Yields: 12 servings | Calories: 234 | Total Fat: 9g | Saturated Fat: 3g | Trans Fat: 0g | Cholesterol: 24mg | Sodium: 286mg | Carbohydrates: 33g | Fiber: 3g | Sugar: 10g | Protein: 6g | SmartPoints (Freestyle): 11


  • 1/4 cup, plus 1 tablespoon extra virgin olive oil, divided
  • 1/4 cup diced onion
  • 1 1/2 cups finely chopped kale leaves
  • 1 clove garlic, minced
  • 1 cup cornmeal
  • 1 cup white whole-wheat flour
  • 2 1/4 teaspoons black pepper
  • 2 teaspoons baking powder
  • 1 teaspoon sea salt
  • 1 cup low fat milk
  • 1 egg, beaten
  • 1/3 cup honey
  • 1 1/2 cups corn kernels
  • 3/4 cup reduced fat cheddar cheese


  1. Preheat oven to 400 degrees F. Lightly grease a 12-cup muffin tin, or use paper liners.
  2. Heat a skillet over medium heat and add 1 tablespoon of the oil. Add the onions and kale, and cook for 4-5 minutes, until onions are translucent. Add the garlic and cook for another minute. Remove from heat and set aside.
  3. In a large bowl, whisk the cornmeal, flour, pepper, baking powder, and salt.

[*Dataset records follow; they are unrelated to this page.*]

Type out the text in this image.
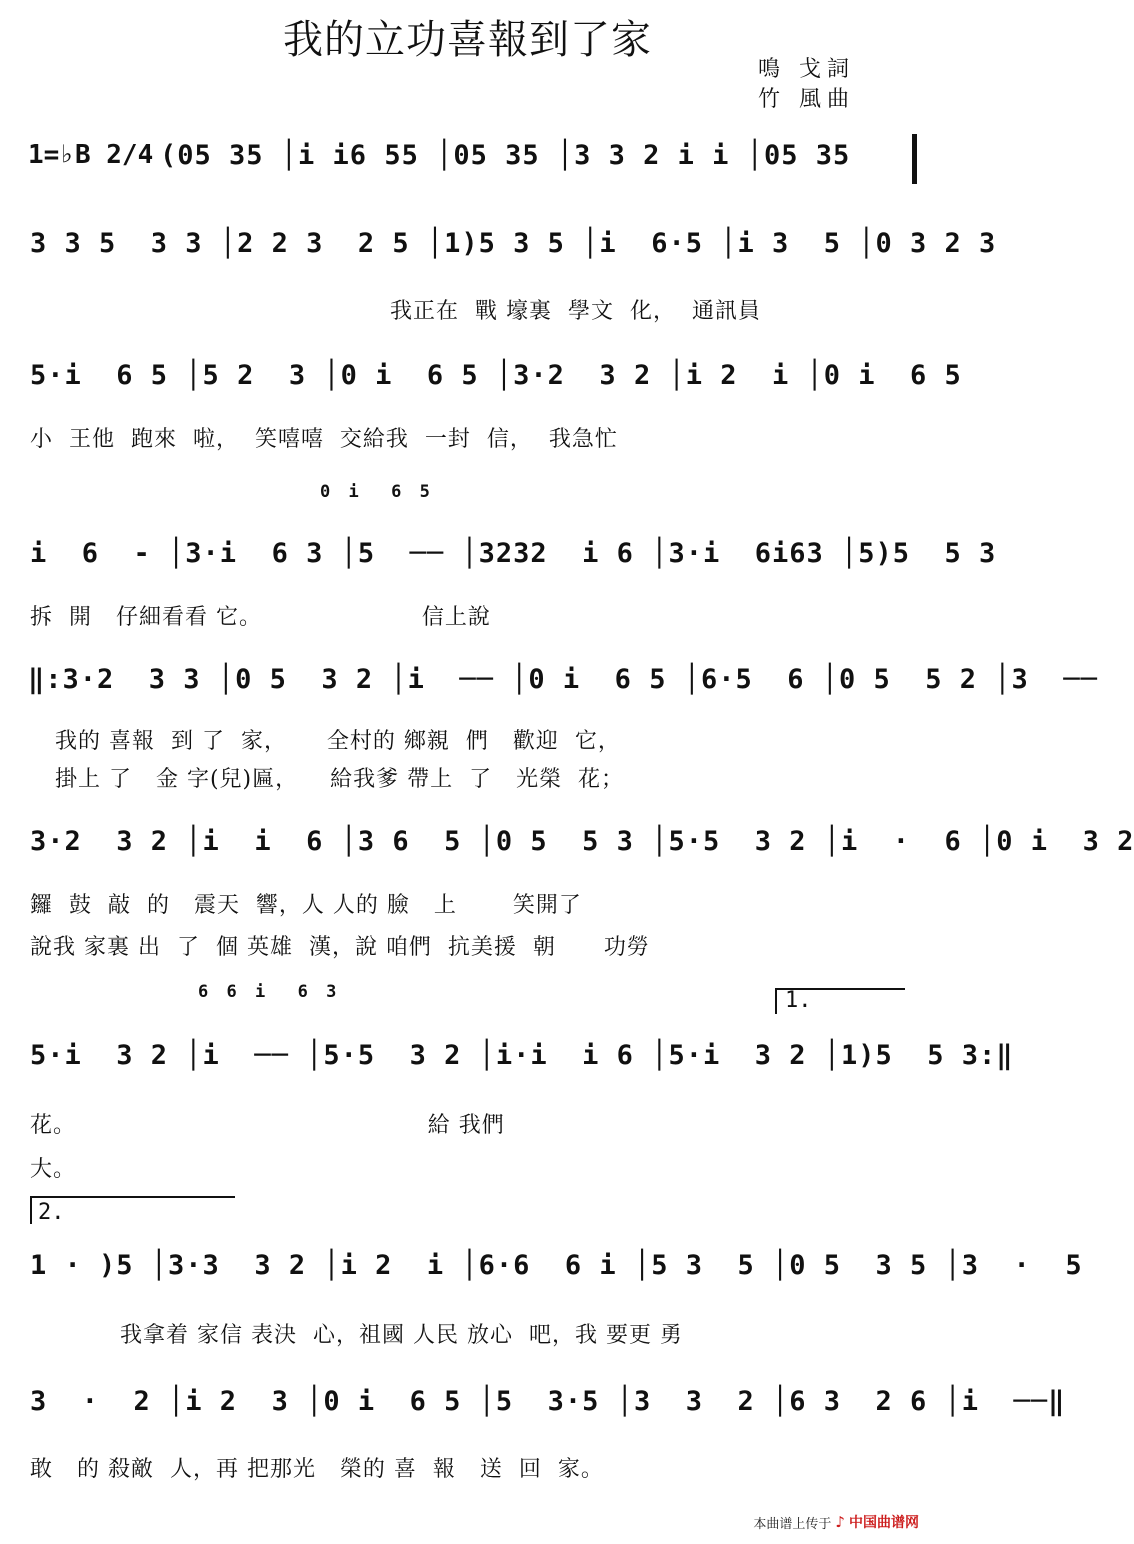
我的立功喜報到了家
鳴 戈詞
竹 風曲
1=♭B 2/4 (05 35 │i i6 55 │05 35 │3 3 2 i i │05 35
3 3 5  3 3 │2 2 3  2 5 │1)5 3 5 │i  6·5 │i 3  5 │0 3 2 3
我正在  戰 壕裏  學文  化，  通訊員
5·i  6 5 │5 2  3 │0 i  6 5 │3·2  3 2 │i 2  i │0 i  6 5
小  王他  跑來  啦，  笑嘻嘻  交給我  一封  信，  我急忙
0 i  6 5
i  6  - │3·i  6 3 │5  ── │3232  i 6 │3·i  6i63 │5)5  5 3
拆  開   仔細看看 它。                    信上說
‖:3·2  3 3 │0 5  3 2 │i  ── │0 i  6 5 │6·5  6 │0 5  5 2 │3  ──
我的 喜報  到 了  家，     全村的 鄉親  們   歡迎  它，
掛上 了   金 字(兒)匾，    給我爹 帶上  了   光榮  花；
3·2  3 2 │i  i  6 │3 6  5 │0 5  5 3 │5·5  3 2 │i  ·  6 │0 i  3 2
鑼  鼓  敲  的   震天  響，人 人的 臉   上       笑開了
說我 家裏 出  了  個 英雄  漢，說 咱們  抗美援  朝      功勞
6 6 i  6 3	1.
5·i  3 2 │i  ── │5·5  3 2 │i·i  i 6 │5·i  3 2 │1)5  5 3:‖
花。                                            給 我們
大。
2.
1 · )5 │3·3  3 2 │i 2  i │6·6  6 i │5 3  5 │0 5  3 5 │3  ·  5
我拿着 家信 表決  心，祖國 人民 放心  吧，我 要更 勇
3  ·  2 │i 2  3 │0 i  6 5 │5  3·5 │3  3  2 │6 3  2 6 │i  ──‖
敢   的 殺敵  人，再 把那光   榮的 喜  報   送  回  家。
本曲谱上传于 ♪ 中国曲谱网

  4. Add the remaining oil, milk, egg, and honey and whisk until just combined.
  5. Fold the kale mixture and corn into the batter.
  6. Fill each muffin tin about 2/3 full and sprinkle with the cheese.
  7. Bake for 18-20 minutes, until toothpick inserted in center comes out clean and tops are lightly browned. Remove from oven and cool before serving.